Sizi detaylara boğmayacağım; Genç adam buralarda uzun uzun Bilge’ye bugüne kadar ona gösterilen birçok şeyi ne kadar hızlı öğrendiğinden, okuyup yazabildiğinden, matematik hesabı yapabildiğinden, ona sorulan sorulara çok hızlı, akılcı cevaplar verebildiğinden, aslında ne kadar yetenekli olduğundan fakat tüm bunlara rağmen insanların kendisini daha genç gördüklerinden, bu nedenle hak ettiği gibi muamele ve takdir görmediğinden bahseder. Genç adam takdir edilmek istediğini açıkça söyler.

Yaşlı Bilge, sabırla -ki tüm Bilge’lerin sabırlı olması öncelikli gerekliliktir- Genç adamı dinler. Ardından “Biz, içimizde en derinlerde arzu ettiğimiz şeylerin bizi kandırabilmesi mi yoksa gerçeği mi istemeliyiz?” diye sorar. Genç adam, Yaşlı Bilge’nin bu sorusu karşısında içinden “ahaaa şaşırtma sorusu” diye geçirir. Daha sonra kendinden emin bir şekilde “Övülmeye teslim olacak kadar zayıf değilim. Ancak buna özenecek kadar da insanım.” der.
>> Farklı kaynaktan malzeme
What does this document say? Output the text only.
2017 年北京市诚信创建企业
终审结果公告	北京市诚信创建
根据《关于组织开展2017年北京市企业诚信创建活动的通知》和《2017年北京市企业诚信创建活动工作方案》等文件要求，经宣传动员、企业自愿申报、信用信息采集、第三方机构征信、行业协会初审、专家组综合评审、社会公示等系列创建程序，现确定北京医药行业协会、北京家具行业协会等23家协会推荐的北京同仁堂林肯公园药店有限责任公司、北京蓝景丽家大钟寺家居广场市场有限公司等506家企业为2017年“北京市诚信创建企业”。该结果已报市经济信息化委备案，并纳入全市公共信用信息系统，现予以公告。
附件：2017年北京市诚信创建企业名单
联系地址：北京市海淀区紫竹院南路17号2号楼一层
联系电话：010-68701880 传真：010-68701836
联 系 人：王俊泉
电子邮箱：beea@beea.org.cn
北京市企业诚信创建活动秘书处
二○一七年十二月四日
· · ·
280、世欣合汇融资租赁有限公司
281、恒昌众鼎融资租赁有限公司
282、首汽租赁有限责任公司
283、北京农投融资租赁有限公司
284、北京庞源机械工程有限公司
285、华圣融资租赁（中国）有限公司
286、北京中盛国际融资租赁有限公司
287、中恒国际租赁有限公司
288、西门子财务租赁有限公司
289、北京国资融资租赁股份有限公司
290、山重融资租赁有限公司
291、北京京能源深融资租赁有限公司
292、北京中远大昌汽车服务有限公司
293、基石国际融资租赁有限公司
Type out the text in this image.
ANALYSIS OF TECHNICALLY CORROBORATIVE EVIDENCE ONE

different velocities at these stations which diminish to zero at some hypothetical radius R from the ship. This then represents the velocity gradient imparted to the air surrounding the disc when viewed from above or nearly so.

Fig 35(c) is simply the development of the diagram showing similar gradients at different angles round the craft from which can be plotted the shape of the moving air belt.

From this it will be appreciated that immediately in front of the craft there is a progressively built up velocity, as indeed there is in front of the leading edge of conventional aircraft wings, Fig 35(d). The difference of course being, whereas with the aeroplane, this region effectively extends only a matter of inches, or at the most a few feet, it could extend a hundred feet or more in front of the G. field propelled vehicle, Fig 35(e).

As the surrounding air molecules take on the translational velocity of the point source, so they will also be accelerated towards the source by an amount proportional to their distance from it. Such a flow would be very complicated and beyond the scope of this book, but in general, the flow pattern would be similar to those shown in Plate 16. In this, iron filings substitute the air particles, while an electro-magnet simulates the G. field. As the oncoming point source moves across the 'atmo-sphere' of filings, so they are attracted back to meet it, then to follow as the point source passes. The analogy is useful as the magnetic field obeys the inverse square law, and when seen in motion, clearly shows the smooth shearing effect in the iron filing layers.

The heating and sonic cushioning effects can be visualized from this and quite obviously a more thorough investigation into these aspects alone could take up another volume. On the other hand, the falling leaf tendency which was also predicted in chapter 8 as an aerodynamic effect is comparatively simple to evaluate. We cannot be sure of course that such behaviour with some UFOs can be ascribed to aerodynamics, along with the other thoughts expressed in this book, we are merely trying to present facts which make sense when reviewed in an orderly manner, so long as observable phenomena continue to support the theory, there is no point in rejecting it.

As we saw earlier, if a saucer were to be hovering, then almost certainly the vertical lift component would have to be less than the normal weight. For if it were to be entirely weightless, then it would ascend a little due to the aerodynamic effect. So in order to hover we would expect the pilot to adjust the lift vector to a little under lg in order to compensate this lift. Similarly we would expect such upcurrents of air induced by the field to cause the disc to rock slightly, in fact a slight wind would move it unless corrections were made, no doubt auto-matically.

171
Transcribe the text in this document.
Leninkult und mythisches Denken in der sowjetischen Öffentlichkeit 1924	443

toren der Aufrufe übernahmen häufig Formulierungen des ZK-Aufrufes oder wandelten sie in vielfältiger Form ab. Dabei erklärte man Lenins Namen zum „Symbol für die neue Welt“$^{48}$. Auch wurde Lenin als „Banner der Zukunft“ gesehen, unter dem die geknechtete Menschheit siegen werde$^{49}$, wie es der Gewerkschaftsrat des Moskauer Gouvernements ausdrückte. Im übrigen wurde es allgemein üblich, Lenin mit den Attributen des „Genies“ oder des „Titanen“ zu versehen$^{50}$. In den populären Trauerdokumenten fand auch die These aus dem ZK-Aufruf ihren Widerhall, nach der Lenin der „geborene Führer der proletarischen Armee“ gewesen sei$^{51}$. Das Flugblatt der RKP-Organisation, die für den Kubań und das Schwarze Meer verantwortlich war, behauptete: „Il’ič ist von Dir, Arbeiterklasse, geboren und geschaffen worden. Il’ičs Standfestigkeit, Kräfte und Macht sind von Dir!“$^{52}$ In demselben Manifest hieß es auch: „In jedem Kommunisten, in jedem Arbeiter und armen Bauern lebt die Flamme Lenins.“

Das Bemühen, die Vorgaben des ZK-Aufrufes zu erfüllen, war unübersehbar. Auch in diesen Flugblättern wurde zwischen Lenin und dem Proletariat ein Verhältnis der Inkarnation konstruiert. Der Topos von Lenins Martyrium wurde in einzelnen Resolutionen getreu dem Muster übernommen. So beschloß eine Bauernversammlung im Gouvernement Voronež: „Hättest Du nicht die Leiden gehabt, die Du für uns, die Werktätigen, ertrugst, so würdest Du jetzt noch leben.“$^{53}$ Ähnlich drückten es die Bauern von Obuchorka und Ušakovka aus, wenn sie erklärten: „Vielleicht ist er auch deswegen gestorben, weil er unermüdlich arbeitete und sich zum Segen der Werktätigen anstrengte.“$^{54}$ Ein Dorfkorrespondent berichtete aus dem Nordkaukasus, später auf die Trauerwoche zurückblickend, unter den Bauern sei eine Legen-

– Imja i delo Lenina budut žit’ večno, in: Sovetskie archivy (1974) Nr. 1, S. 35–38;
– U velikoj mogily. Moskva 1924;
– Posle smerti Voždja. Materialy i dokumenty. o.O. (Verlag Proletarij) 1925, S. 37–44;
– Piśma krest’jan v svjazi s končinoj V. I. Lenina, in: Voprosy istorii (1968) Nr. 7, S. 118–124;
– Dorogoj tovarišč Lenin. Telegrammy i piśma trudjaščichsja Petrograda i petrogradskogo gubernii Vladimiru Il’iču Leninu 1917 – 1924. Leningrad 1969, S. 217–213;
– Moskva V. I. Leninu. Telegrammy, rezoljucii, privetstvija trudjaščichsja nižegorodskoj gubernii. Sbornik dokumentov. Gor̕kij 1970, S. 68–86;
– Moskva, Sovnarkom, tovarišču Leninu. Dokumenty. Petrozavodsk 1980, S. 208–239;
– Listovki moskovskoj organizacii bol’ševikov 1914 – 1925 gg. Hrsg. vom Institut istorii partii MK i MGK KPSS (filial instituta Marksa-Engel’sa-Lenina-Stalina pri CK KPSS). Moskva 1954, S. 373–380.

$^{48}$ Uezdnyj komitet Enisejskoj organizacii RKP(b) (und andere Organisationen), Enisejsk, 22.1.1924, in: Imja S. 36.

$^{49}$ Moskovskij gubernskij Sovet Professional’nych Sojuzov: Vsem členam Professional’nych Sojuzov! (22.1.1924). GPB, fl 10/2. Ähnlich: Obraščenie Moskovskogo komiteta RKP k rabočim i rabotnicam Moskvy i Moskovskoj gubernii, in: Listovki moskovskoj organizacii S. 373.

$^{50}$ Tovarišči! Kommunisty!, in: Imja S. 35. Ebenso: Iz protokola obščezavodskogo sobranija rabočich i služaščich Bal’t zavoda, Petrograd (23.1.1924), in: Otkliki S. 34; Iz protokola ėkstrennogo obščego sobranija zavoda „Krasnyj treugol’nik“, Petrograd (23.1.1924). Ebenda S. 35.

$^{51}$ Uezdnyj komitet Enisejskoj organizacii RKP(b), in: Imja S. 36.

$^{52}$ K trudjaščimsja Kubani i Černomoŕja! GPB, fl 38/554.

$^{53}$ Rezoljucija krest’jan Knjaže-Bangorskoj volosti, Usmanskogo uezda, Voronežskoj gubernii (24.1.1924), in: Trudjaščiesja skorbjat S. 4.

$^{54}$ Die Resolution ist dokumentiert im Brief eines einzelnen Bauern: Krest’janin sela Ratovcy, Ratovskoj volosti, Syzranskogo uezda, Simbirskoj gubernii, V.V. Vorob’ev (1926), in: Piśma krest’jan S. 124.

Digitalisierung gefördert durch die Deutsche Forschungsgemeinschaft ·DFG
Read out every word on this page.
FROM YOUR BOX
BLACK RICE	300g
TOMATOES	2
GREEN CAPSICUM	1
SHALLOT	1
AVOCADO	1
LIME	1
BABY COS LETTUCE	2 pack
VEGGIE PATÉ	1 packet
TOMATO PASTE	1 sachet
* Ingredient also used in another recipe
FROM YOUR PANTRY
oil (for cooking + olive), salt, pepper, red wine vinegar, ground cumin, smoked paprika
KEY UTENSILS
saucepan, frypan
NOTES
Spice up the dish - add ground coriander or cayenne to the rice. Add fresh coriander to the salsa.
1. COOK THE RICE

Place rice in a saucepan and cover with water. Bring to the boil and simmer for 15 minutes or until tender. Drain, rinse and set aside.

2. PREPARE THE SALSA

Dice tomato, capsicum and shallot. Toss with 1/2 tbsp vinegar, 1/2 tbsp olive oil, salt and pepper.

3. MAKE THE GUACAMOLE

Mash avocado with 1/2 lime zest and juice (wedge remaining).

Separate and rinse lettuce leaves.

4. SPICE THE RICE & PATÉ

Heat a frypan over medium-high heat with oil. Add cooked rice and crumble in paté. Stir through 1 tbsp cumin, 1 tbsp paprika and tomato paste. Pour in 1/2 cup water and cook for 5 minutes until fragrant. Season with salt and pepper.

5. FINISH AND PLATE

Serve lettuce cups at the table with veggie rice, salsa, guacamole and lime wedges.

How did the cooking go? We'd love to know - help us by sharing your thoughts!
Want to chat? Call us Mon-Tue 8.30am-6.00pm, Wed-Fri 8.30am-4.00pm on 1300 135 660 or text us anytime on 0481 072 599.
Yaşlı Bilge, bir şey söylemeden safran suyundan bir yudum alır. Genç adam, Bilge’yi söyledikleriyle etkilediğini düşünür. Ve devam eder “İnsanlar sizden övgü ile bahsediyor. Siz insanların takdirini kazanmışsınız. Bana nasıl insanların takdirini kazanacağımı söyleyin.” der. Bilge: “Sana bunu söyleyemem… Ancak öğretebilirim.” Dedikten sonra eli ile hayli uzakta başka bir dağı işaret eder. “Bu dağı görüyor musun?” Genç adam evet der gibi başını sallar. Bilge: “O dağa git.” Genç adam hoşnutsuz bir tavır içerisinde girer. Yine mi dağ? Daha yeni dağ tırmanmış, şimdi tekrar inecek, gidecek gidecek de yeni bir dağa tırmanacak. Bilge devam eder:” Ama bu tarafından değil diğer yüzünden yukarı tırman. Yukarıda bir mağara göreceksin. Sorunun cevabı o mağara da” der. Genç adam için artık bu arayıştan vazgeçmek için çok geçtir. İçinden “Belki o da orada Bilge oldu” diye geçirir. Genç adam “tamam” diyip Bilge ile vedalaşır ve diğer dağa gitmek için yola çıkar.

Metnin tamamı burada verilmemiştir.